Willis Walker

Personal information
- Date of birth: 24 November 1892
- Place of birth: Gosforth, Northumberland, England
- Date of death: 3 December 1991 (aged 99)
- Place of death: Keighley, West Yorkshire, England
- Height: 5 ft 10 in (1.78 m)
- Position: Goalkeeper

Senior career*
- Years: Team / Apps / (Gls)
- 1911–1912: Sheffield United / 0 / (0)
- 1912–1914: Doncaster Rovers / 36 / (0)
- 1914–1919: Leeds City / 22 / (0)
- 1919–1925: South Shields / 192 / (0)
- 1925–1926: Bradford Park Avenue / 34 / (0)
- 1926–1927: Stockport County / 19 / (0)
- Total:  / 303 / (0)

= Willis Walker =

English footballer and cricketer

Willis Walker (24 November 1892 − 3 December 1991) was an English footballer and County Cricketer. He played as a goalkeeper in the Football League for Leeds City, South Shields, Bradford Park Avenue and Stockport County. As a Nottinghamshire County cricketer, he was predominantly a batsman, scoring over a thousand first-class runs in a season on ten occasions.

==Football career==
Walker began his career at Sheffield United in 1911, though never made it into the first team. In 1912 he was bought by Midland League Doncaster Rovers where he started off as understudy to Harry Bromage, and took over as first choice keeper for the 1913–14 season when he appeared in all 36 league fixtures.

Second Division Leeds City signed him in May 1914, but after 14 appearances the onset of war temporarily ended Football League matches. He played for Leeds during the war when he was able to, on 70 occasions altogether. When competition recommenced after the war, Walker was back in the side until Leeds City were suspended from the league.

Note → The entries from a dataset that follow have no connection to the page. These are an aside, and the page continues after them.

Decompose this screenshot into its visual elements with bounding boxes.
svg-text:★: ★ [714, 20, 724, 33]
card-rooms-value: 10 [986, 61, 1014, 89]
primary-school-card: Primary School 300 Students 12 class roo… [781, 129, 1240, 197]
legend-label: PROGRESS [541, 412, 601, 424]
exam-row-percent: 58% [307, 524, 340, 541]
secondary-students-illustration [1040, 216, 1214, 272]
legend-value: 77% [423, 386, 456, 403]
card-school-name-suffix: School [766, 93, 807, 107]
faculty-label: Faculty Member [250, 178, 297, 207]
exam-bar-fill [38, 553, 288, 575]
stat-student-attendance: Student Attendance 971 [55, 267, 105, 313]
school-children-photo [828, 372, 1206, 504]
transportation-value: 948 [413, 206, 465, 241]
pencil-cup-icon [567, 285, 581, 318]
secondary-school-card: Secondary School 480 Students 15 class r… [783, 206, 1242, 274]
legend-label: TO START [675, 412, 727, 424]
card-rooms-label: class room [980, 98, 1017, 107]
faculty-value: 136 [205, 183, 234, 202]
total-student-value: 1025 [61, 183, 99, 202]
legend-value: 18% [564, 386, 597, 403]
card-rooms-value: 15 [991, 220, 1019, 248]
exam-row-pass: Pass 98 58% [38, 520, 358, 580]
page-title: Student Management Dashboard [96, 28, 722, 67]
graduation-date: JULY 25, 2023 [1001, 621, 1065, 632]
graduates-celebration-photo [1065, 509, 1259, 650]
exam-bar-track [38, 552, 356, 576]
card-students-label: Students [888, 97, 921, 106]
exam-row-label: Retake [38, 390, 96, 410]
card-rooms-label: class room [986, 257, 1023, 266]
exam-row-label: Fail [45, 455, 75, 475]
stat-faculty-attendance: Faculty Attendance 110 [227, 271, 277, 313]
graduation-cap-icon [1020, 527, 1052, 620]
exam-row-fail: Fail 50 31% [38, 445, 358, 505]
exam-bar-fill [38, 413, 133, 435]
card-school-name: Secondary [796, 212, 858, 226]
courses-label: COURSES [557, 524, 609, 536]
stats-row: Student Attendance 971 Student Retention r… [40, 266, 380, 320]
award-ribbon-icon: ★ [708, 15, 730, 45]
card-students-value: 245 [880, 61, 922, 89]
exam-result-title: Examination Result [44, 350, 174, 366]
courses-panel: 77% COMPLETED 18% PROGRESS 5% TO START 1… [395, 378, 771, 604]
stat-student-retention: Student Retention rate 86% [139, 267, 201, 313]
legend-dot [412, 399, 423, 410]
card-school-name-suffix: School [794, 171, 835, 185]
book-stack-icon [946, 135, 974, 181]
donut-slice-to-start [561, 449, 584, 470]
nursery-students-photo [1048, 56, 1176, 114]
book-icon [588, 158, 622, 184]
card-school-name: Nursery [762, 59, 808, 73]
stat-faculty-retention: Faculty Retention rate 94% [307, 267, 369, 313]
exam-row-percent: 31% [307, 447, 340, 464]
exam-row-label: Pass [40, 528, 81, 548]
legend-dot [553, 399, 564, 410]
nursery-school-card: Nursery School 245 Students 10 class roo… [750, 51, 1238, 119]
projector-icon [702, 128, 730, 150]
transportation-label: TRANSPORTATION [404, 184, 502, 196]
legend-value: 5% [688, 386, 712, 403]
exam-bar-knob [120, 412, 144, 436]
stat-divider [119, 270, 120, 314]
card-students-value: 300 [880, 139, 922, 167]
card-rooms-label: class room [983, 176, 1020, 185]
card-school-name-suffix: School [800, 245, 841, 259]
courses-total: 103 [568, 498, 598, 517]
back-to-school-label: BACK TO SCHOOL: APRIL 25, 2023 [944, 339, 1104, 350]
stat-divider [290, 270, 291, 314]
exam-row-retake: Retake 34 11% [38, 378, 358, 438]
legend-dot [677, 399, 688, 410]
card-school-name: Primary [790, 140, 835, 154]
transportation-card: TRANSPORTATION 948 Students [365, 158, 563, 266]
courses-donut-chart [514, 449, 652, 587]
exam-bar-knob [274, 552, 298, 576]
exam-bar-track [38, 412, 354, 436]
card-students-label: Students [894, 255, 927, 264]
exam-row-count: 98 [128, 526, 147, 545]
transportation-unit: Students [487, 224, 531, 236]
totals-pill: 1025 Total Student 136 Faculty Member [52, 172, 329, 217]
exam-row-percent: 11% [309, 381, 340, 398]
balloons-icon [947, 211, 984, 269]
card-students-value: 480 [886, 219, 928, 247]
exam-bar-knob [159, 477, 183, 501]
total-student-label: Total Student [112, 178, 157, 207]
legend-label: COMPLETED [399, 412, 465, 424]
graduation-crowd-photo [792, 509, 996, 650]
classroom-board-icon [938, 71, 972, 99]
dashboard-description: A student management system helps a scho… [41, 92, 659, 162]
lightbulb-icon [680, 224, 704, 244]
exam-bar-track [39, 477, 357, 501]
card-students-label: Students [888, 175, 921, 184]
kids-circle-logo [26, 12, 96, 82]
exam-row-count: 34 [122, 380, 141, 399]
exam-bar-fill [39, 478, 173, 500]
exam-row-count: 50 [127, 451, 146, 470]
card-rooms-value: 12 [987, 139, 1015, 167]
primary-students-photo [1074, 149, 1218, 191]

In an auction of former Leeds players in 1919, Walker was bought for £800 by newly elected Second Division team South Shields and went on to play 201 league and FA Cup games for them over the nearly six seasons he was there.

Latterly he played for Bradford Park Avenue during the 1925–26 season and finished his career at Stockport County the following season.

==Cricket career==

Walker's cricket began at Sheffield United Cricket Club whilst he was playing football for Sheffield United. He later played county cricket for Nottinghamshire, making his debut in 1913, and going on to score 18,259 runs before ending his time with the county club in 1937. On joining the club he cut two years off his age as well as claiming he was born in the county. Despite a successful career he never played for England.

==Personal life==
Born in Gosforth, Northumberland, as a boy he moved south to the Wiseton Estate, near Retford, Nottinghamshire when his father found work there. During the First World War, he served in the Royal Navy.

In 1919 Walker began selling football, cricket and tennis equipment from his home in Keighley. This business soon moved to a series of shops in the town where his son and then grandsons later took over, until its closure in 2012.

Willis Walker died in East Morton near Keighley in 1991 aged 99.